Improving Adversarial Robustness via Information Bottleneck Distillation

Part of Advances in Neural Information Processing Systems 36 (NeurIPS 2023) Main Conference Track

Bibtex Paper

Authors

Huafeng Kuang, Hong Liu, Yongjian Wu, Shin'ichi Satoh, Rongrong Ji

Abstract

Previous studies have shown that optimizing the information bottleneck can significantly improve the robustness of deep neural networks. Our study closely examines the information bottleneck principle and proposes an Information Bottleneck Distillation approach. This specially designed, robust distillation technique utilizes prior knowledge obtained from a robust pre-trained model to boost information bottlenecks.
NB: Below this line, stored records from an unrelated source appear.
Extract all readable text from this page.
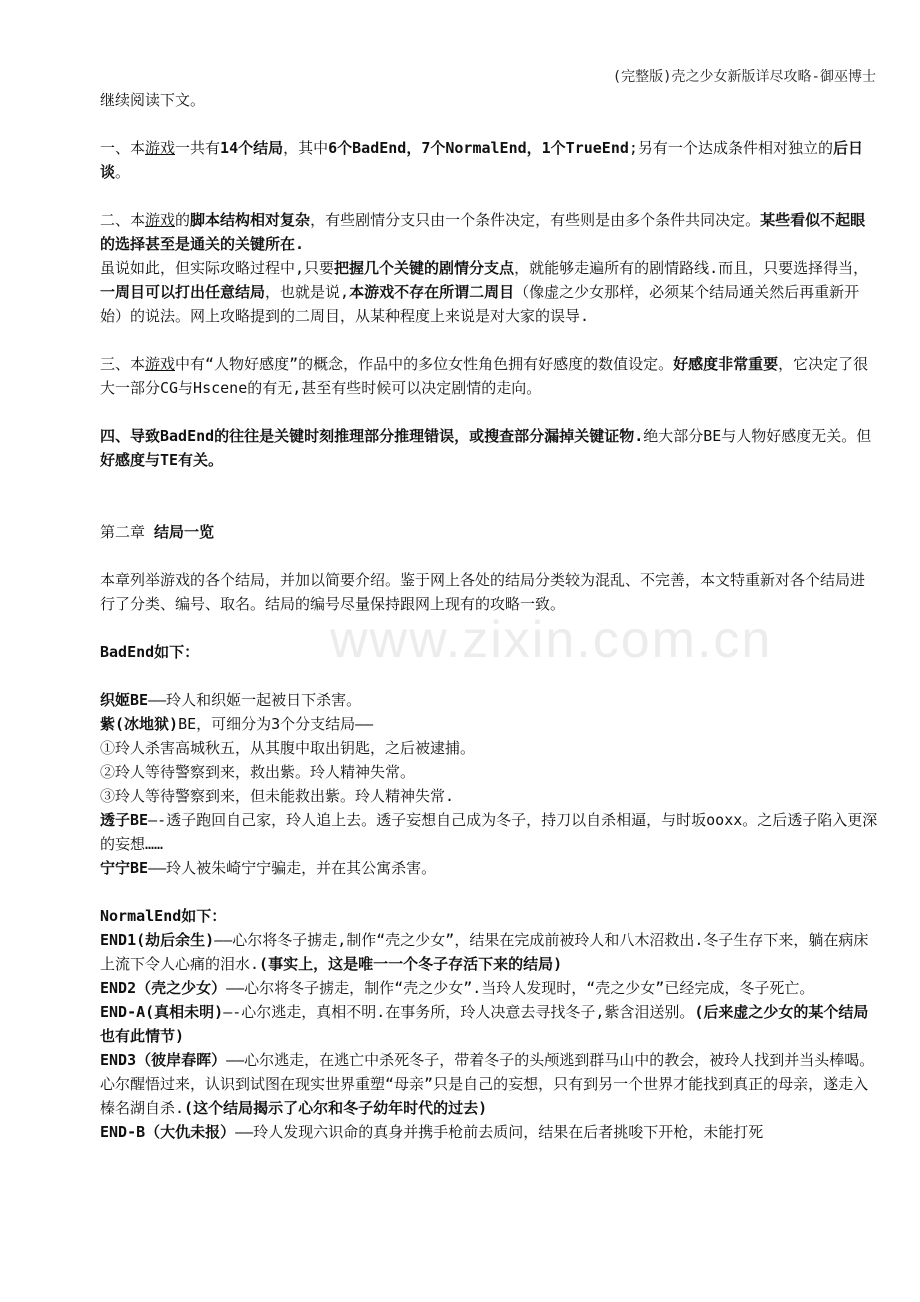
www.zixin.com.cn
(完整版)壳之少女新版详尽攻略-御巫博士

继续阅读下文。

一、本游戏一共有14个结局，其中6个BadEnd，7个NormalEnd，1个TrueEnd;另有一个达成条件相对独立的后日谈。

二、本游戏的脚本结构相对复杂，有些剧情分支只由一个条件决定，有些则是由多个条件共同决定。某些看似不起眼的选择甚至是通关的关键所在.

虽说如此，但实际攻略过程中,只要把握几个关键的剧情分支点，就能够走遍所有的剧情路线.而且，只要选择得当，一周目可以打出任意结局，也就是说,本游戏不存在所谓二周目（像虚之少女那样，必须某个结局通关然后再重新开始）的说法。网上攻略提到的二周目，从某种程度上来说是对大家的误导.

三、本游戏中有“人物好感度”的概念，作品中的多位女性角色拥有好感度的数值设定。好感度非常重要，它决定了很大一部分CG与Hscene的有无,甚至有些时候可以决定剧情的走向。

四、导致BadEnd的往往是关键时刻推理部分推理错误，或搜查部分漏掉关键证物.绝大部分BE与人物好感度无关。但好感度与TE有关。

第二章 结局一览

本章列举游戏的各个结局，并加以简要介绍。鉴于网上各处的结局分类较为混乱、不完善，本文特重新对各个结局进行了分类、编号、取名。结局的编号尽量保持跟网上现有的攻略一致。

BadEnd如下：

织姬BE——玲人和织姬一起被日下杀害。

紫(冰地狱)BE，可细分为3个分支结局——

①玲人杀害高城秋五，从其腹中取出钥匙，之后被逮捕。

②玲人等待警察到来，救出紫。玲人精神失常。

③玲人等待警察到来，但未能救出紫。玲人精神失常.

透子BE—-透子跑回自己家，玲人追上去。透子妄想自己成为冬子，持刀以自杀相逼，与时坂ooxx。之后透子陷入更深的妄想……

宁宁BE——玲人被朱崎宁宁骗走，并在其公寓杀害。

NormalEnd如下：

END1(劫后余生)——心尔将冬子掳走,制作“壳之少女”，结果在完成前被玲人和八木沼救出.冬子生存下来，躺在病床上流下令人心痛的泪水.(事实上，这是唯一一个冬子存活下来的结局)

END2（壳之少女）——心尔将冬子掳走，制作“壳之少女”.当玲人发现时，“壳之少女”已经完成，冬子死亡。

END-A(真相未明)—-心尔逃走，真相不明.在事务所，玲人决意去寻找冬子,紫含泪送别。(后来虚之少女的某个结局也有此情节)

END3（彼岸春晖）——心尔逃走，在逃亡中杀死冬子，带着冬子的头颅逃到群马山中的教会，被玲人找到并当头棒喝。心尔醒悟过来，认识到试图在现实世界重塑“母亲”只是自己的妄想，只有到另一个世界才能找到真正的母亲，遂走入榛名湖自杀.(这个结局揭示了心尔和冬子幼年时代的过去)

END-B（大仇未报）——玲人发现六识命的真身并携手枪前去质问，结果在后者挑唆下开枪，未能打死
Specifically, we propose two distillation strategies that align with the two optimization processes of the information bottleneck. Firstly, we use a robust soft-label distillation method to increase the mutual information between latent features and output prediction. Secondly, we introduce an adaptive feature distillation method that automatically transfers relevant knowledge from the teacher model to the student model, thereby reducing the mutual information between the input and latent features. We conduct extensive experiments to evaluate our approach's robustness against state-of-the-art adversarial attackers such as PGD-attack and AutoAttack. Our experimental results demonstrate the effectiveness of our approach in significantly improving adversarial robustness. Our code is available at https://github.com/SkyKuang/IBD.